Hardware downtime is expensive in almost every modern business. Employees can’t work, and IT staff are engaged in remedial action. Prevention and preparation, as always, are the best cure.
1. Keep software updated
You don’t need to be an IT expert to know computer problems are more commonly caused by software hiccups than hardware failures.
All software should be kept up to date. That includes downloading all the updates your antivirus provider sends you. Don’t overlook operating system upgrades. Most importantly, these include security protection as well.
Updating isn’t something you should leave to users. Make installing updates automatic.
Evaluate the merits of a software vendor’s new versions when they’re not offered for free as well. The benefits to security, stability, and productivity are often substantial. That’s why the vendor feels comfortable charging for the new version.
2. Who are you going to call?
If you’re not in a position to fix employee hardware in house, who are you going to call? You want a pre-arrangement with someone who offers fast turnaround. In many businesses, an employee without a computer is an employee who isn’t working.
Unless you’re running virtual desktop infrastructure or all your data is in the cloud, just giving an employee a loan computer isn’t going to fix the problem. You want a relationship with someone who is ready to help quickly.
3. Plug the human gaps
IT’s greatest weakness is its users—especially the ones who think “password1” is a good password. You can help humans improve your corporate security by setting password management policies that demand strong phrases.

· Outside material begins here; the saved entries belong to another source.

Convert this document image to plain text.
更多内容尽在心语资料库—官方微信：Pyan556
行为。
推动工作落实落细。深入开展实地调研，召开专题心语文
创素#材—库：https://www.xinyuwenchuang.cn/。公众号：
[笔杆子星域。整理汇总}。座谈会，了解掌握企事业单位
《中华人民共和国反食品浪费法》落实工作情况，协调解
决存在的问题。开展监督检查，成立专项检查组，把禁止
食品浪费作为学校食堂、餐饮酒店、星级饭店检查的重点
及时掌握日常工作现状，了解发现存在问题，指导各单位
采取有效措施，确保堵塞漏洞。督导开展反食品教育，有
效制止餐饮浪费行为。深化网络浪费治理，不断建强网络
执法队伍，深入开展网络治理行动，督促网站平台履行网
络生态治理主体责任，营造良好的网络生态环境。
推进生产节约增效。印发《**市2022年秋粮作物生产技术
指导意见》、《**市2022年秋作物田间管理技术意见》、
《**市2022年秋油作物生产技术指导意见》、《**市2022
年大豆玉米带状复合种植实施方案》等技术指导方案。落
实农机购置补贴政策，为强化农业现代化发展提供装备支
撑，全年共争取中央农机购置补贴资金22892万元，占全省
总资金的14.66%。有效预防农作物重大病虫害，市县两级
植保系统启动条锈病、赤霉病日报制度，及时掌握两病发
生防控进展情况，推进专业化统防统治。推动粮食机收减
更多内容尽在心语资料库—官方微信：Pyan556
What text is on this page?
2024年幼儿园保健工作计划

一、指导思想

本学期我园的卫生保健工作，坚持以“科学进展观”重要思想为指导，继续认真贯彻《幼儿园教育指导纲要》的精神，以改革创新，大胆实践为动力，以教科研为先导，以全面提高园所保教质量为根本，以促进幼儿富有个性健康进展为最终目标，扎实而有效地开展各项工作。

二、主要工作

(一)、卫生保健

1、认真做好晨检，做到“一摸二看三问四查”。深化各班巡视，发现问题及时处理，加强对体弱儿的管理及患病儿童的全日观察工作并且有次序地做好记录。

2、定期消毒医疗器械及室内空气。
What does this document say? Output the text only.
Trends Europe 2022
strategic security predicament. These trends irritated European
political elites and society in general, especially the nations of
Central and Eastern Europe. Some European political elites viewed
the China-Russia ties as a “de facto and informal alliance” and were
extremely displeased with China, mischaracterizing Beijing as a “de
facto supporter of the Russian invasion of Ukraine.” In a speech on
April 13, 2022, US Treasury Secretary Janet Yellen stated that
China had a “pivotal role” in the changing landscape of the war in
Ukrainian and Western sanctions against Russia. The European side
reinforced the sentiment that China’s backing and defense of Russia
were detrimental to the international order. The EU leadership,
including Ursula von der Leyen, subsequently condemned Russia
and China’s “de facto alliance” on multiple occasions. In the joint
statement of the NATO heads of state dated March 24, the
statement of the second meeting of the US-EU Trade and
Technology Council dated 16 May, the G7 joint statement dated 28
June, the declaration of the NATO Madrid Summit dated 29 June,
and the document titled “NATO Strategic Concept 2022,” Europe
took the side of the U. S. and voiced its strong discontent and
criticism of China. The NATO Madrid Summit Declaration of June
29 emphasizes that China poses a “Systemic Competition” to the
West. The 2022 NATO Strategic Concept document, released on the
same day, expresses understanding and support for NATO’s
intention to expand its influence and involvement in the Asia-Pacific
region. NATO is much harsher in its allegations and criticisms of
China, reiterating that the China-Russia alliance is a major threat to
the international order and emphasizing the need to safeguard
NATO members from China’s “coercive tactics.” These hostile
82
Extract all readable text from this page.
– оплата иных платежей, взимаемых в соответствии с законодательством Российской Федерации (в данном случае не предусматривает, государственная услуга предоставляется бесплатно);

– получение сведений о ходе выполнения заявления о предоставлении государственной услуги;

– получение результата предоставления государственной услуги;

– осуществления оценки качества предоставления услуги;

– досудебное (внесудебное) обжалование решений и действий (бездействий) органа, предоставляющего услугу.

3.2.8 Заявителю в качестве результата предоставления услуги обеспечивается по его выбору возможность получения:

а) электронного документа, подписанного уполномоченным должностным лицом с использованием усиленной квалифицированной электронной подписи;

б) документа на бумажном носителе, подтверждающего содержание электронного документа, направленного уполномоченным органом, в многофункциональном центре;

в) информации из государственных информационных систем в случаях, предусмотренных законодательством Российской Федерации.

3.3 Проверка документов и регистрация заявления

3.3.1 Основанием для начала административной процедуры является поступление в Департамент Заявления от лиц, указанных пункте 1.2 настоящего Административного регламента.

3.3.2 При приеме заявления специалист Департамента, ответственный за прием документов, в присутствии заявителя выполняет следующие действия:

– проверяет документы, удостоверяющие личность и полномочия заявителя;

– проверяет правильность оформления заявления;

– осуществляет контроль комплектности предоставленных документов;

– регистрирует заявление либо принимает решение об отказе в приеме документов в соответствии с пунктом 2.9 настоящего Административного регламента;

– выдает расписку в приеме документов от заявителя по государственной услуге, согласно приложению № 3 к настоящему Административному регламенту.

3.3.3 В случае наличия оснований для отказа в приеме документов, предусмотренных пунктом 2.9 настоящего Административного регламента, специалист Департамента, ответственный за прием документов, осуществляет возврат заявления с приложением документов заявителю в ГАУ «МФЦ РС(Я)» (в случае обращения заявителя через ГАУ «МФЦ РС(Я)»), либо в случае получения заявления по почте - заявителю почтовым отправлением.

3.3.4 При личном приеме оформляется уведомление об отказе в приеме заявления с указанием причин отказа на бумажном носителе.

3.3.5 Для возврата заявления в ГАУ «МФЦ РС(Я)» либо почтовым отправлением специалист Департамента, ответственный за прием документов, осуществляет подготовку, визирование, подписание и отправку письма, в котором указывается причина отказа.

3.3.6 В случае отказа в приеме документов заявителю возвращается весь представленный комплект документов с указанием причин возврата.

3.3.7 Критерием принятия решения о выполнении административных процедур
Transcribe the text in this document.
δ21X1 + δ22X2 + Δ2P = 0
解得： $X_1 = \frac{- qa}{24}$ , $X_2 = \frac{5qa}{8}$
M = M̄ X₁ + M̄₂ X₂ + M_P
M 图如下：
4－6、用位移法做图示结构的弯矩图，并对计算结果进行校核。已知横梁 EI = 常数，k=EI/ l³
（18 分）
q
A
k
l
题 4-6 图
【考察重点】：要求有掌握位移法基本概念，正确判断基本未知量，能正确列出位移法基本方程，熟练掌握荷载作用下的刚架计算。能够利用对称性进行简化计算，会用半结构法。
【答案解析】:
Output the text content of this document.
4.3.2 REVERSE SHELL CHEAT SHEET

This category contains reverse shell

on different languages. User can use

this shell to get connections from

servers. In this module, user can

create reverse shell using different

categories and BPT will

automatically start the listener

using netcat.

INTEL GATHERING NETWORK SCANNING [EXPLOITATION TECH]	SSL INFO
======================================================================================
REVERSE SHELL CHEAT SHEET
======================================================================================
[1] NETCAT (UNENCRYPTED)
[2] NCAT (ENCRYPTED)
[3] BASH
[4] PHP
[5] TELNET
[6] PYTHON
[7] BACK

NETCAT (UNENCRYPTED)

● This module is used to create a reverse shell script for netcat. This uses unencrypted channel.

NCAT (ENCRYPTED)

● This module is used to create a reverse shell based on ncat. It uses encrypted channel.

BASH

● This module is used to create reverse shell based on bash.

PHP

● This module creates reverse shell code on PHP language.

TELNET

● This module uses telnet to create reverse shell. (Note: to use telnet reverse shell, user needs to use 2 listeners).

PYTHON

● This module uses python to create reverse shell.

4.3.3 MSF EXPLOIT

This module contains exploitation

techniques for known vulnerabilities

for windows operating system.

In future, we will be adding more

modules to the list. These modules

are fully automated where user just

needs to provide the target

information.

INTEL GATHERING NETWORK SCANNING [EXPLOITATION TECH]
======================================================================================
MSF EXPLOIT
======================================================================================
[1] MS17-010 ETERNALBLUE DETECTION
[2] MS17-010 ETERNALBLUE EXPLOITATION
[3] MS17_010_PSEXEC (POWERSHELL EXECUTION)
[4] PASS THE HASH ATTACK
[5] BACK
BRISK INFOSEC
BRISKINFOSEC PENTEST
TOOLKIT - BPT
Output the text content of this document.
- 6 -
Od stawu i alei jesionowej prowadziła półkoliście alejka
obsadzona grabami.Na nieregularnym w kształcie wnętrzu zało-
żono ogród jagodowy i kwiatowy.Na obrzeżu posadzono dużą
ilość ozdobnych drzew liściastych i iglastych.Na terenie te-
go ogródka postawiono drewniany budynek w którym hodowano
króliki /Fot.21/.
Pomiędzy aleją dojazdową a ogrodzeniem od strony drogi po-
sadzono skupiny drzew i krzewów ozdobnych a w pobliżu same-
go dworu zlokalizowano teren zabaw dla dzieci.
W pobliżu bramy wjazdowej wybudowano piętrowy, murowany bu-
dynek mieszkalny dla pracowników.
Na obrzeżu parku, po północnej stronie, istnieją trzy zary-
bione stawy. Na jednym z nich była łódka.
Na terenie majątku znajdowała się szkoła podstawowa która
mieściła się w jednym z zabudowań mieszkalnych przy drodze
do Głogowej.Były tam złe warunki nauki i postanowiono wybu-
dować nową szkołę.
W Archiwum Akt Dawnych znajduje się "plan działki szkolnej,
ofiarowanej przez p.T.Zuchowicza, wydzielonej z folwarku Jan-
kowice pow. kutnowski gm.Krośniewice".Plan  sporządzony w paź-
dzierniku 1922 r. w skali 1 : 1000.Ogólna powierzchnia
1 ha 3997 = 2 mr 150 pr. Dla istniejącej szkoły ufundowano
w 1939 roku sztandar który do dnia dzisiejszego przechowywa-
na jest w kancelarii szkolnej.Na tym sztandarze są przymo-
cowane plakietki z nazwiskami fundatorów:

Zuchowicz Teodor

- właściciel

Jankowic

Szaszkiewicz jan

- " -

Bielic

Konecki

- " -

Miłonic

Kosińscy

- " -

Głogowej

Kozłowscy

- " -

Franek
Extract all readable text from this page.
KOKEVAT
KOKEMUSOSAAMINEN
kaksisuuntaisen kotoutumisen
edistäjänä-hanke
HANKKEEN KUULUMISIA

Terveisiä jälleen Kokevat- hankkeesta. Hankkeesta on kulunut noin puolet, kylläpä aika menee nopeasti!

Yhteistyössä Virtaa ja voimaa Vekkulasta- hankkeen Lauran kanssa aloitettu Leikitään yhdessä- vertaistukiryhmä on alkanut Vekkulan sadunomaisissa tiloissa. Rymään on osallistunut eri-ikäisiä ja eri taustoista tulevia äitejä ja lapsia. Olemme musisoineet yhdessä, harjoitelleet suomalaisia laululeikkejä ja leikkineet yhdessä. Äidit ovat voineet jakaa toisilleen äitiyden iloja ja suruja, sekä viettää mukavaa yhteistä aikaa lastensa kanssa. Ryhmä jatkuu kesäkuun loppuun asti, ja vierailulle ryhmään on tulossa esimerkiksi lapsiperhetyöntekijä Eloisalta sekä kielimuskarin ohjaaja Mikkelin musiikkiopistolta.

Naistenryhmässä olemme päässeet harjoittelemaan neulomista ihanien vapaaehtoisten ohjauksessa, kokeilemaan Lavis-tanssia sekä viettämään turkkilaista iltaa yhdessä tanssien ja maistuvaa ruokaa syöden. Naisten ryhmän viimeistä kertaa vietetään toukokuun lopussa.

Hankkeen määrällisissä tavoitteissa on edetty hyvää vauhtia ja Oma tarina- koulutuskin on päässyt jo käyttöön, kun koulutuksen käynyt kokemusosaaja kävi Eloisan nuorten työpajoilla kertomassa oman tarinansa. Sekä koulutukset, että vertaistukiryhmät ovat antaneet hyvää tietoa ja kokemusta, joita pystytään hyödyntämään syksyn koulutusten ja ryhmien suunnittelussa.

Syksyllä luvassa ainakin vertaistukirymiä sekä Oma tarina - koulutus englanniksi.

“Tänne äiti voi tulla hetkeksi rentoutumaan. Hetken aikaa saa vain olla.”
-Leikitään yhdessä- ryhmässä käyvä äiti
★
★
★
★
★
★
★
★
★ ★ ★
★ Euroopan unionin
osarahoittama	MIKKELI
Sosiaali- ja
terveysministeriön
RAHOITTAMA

You can also help users by educating them about the dangers of links in emails and social media sites. Too many people outside IT still don’t understand the dangers of opening attachments or clicking suspicious links. The jury is in: You need training programs.
4. Keep it clean
“Cleaning” a computer isn’t just a metaphor for defragmenting and deleting orphan files. It doesn’t take long for dust to build up in desktops and servers. When it does, it will reduce the unit’s efficiency.
A can of compressed air, some cotton swabs, and a cleaning cloth go a long way.
5. Count the cost of quality
Downgrading the specs on the hardware you’re buying sometimes looks good on paper. The problem is that less expensive equipment fails more often. Some of the higher price goes to vendor profit, but it’s profit on better quality components.
When buying new equipment, calculate all the costs, including how long each variation will last, how much maintenance it will require, and what downtime costs.